Los guacamayos se sintieron valorados y supieron perdonar. Desde entonces empezaron a acudir cada día a la cueva, siempre disfrazados de personas, cargados de comida que los chicos engullían con auténtico placer.
El tiempo fue pasando y el nivel del agua que lo cubría todo fue descendiendo poco a poco. El sol, cada vez más brillante e intenso, ayudó a secar la tierra y a que el paisaje recuperara el esplendor de antaño.
Por fin, una mañana los dos hermanos descubrieron que los ríos habían vuelto a su cauce y la ladera de la montaña volvía a estar a la vista ¡No quedaba ni rastro de la inundación!
Esperaron a que las aves fueran a visitarlos y el muchacho les anunció con emoción:
– Es hora de que regresemos a casa y reanudemos nuestra vida. Os vamos a echar mucho de menos… ¡Sin vosotros no habríamos podido sobrevivir!
Su hermana también estaba conmovida.
– ¡Ojalá pudierais venir con nosotros al poblado, queridos guacamayos!

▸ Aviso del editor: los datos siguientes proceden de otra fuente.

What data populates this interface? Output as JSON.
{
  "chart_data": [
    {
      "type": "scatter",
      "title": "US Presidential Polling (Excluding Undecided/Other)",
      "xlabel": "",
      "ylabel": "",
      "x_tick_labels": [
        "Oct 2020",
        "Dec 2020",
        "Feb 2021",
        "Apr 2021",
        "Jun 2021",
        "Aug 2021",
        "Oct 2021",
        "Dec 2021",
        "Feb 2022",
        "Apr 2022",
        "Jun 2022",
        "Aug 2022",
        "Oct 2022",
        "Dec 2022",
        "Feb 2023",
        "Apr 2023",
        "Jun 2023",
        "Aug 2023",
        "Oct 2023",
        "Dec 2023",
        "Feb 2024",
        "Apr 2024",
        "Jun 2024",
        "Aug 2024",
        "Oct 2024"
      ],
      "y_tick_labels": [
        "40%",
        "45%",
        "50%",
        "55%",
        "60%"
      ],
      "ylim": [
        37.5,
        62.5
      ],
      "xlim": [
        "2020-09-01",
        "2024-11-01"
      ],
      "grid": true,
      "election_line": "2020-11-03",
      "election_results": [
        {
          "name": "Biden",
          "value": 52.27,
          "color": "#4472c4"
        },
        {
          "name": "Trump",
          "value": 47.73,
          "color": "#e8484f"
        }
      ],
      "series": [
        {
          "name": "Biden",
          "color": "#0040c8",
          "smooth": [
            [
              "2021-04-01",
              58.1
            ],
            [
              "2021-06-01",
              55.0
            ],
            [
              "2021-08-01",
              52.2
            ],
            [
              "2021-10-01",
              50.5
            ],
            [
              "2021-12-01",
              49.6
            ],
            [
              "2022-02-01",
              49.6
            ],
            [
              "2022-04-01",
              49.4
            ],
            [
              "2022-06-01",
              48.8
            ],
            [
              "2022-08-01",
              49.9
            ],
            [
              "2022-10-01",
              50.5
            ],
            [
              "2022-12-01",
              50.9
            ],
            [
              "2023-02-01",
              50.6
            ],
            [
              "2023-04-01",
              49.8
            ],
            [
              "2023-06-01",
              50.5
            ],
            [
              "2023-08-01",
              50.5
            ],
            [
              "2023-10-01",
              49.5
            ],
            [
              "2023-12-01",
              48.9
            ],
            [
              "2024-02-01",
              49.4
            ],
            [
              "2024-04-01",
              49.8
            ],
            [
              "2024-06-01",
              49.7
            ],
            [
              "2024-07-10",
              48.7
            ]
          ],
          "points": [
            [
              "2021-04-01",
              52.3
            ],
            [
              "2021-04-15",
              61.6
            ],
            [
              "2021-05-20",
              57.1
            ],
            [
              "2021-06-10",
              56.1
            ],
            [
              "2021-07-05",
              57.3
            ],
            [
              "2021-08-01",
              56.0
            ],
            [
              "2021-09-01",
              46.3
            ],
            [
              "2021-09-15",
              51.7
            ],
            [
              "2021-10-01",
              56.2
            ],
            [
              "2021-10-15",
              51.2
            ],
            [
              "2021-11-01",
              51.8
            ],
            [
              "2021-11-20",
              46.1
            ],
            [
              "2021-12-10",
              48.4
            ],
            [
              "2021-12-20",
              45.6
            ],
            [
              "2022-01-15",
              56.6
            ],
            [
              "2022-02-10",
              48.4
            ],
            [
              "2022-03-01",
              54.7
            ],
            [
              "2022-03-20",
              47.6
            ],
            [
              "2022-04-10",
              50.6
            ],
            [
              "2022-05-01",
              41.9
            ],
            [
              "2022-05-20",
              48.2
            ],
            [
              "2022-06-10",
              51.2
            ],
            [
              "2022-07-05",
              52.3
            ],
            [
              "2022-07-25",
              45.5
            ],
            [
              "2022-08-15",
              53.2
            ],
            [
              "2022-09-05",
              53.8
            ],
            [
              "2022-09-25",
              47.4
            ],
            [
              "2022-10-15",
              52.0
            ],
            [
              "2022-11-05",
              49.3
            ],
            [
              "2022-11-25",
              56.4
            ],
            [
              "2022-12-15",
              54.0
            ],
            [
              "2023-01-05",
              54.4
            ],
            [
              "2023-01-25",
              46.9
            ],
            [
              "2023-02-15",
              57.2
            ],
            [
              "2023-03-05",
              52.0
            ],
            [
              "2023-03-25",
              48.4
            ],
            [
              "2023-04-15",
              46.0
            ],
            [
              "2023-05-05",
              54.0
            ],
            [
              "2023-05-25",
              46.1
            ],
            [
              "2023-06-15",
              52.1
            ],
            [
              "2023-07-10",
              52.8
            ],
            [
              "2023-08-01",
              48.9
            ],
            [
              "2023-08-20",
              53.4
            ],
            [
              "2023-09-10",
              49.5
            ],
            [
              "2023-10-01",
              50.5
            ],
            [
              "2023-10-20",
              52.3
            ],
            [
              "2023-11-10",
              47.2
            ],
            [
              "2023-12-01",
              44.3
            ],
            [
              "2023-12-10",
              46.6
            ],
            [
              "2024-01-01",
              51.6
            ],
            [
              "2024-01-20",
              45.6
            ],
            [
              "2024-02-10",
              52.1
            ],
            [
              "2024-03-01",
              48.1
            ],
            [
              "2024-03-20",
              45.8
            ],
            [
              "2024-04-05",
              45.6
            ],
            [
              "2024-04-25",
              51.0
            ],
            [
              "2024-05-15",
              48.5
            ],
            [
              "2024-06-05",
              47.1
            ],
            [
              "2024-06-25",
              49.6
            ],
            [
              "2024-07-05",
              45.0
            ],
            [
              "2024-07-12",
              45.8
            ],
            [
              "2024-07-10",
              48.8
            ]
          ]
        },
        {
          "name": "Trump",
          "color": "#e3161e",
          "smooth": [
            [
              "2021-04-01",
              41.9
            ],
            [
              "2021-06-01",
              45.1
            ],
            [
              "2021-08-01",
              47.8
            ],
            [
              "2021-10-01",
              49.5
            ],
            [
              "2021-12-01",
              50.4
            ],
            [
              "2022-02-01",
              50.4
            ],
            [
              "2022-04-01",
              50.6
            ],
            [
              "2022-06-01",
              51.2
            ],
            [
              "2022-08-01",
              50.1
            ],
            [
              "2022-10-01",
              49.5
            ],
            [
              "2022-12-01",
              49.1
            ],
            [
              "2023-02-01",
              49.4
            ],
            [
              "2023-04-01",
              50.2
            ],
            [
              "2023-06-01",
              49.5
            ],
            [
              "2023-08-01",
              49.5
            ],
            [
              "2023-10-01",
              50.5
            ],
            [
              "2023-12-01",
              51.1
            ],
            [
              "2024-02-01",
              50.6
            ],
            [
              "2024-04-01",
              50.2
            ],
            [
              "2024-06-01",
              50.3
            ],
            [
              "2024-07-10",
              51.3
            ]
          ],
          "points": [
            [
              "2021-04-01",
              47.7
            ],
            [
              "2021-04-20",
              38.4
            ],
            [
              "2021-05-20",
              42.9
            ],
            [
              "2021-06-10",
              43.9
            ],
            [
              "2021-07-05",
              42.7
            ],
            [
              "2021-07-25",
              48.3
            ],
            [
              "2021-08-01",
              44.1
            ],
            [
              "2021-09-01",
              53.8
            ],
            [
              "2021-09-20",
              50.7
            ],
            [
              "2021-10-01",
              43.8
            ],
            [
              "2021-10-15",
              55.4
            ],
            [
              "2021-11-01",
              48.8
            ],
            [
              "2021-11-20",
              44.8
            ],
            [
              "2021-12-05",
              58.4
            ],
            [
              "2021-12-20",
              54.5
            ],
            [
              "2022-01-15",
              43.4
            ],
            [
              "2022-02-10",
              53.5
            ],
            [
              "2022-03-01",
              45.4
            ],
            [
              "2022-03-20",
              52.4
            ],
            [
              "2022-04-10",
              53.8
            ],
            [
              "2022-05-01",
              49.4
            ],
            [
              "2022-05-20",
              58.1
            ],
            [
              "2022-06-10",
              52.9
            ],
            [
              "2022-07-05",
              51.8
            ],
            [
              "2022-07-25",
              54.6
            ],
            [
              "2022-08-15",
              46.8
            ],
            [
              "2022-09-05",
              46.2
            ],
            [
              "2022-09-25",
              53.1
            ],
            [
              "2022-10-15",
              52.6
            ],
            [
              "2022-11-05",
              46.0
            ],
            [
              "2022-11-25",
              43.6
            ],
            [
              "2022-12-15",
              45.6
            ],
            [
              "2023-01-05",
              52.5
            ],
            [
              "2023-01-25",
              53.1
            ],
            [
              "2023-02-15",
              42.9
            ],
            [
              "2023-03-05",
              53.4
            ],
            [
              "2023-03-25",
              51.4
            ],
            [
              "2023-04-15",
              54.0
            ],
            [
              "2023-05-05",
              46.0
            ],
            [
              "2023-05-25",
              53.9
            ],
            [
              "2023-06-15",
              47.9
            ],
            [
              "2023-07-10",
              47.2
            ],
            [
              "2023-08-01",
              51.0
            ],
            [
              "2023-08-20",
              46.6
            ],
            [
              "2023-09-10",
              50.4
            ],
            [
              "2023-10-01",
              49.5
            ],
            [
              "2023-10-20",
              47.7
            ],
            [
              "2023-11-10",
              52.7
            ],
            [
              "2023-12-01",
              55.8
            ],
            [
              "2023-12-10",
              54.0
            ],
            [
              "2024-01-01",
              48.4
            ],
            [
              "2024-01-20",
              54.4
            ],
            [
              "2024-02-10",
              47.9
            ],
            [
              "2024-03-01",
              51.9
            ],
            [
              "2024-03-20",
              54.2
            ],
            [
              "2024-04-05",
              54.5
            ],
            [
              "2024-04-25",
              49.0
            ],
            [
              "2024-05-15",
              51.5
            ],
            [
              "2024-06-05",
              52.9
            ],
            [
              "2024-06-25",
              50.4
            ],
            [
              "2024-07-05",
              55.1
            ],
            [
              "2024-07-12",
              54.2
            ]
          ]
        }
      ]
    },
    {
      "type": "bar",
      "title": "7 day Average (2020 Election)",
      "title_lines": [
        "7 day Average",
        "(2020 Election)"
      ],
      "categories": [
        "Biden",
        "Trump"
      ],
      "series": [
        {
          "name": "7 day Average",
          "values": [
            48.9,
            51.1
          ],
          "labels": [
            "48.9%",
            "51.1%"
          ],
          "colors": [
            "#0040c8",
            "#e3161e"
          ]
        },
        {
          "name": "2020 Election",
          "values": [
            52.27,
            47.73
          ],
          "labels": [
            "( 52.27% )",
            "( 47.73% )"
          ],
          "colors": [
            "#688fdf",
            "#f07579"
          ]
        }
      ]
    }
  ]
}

Se despidieron de los generosos animales con lágrimas en los ojos y comenzaron a descender la montaña donde tantos días habían pasado.
Caminaron unos minutos cuesta abajo y echaron la vista atrás con melancolía ¡Su sorpresa fue mayúscula cuando vieron que los cinco guacamayos les seguían como perritos falderos!
El chico exclamó entusiasmado:
– Mira, hermana, se ha cumplido tu deseo… ¡Se vienen con nosotros!
Los dos continuaron felices con la pequeña comitiva detrás, y al llegar a su poblado ¡oh, sorpresa!…Los guacamayos se transformaron en seres humanos de verdad ¡Sin duda, al igual que la montaña, ellos también eran seres mágicos!
Según cuenta esta antigua leyenda, los loritos eran en realidad dioses de la selva que, hartos de disfrazarse de personas, decidieron seguir a los hermanos al pueblo y adoptar forma humana de verdad para vivir entre hombres y mujeres de carne y hueso.
Y también cuenta la leyenda que se integraron muy bien con sus nuevos vecinos, formaron parejas y tuvieron hijos que heredaron la belleza y los poderes de sus antepasados, los hermosos guacamayos.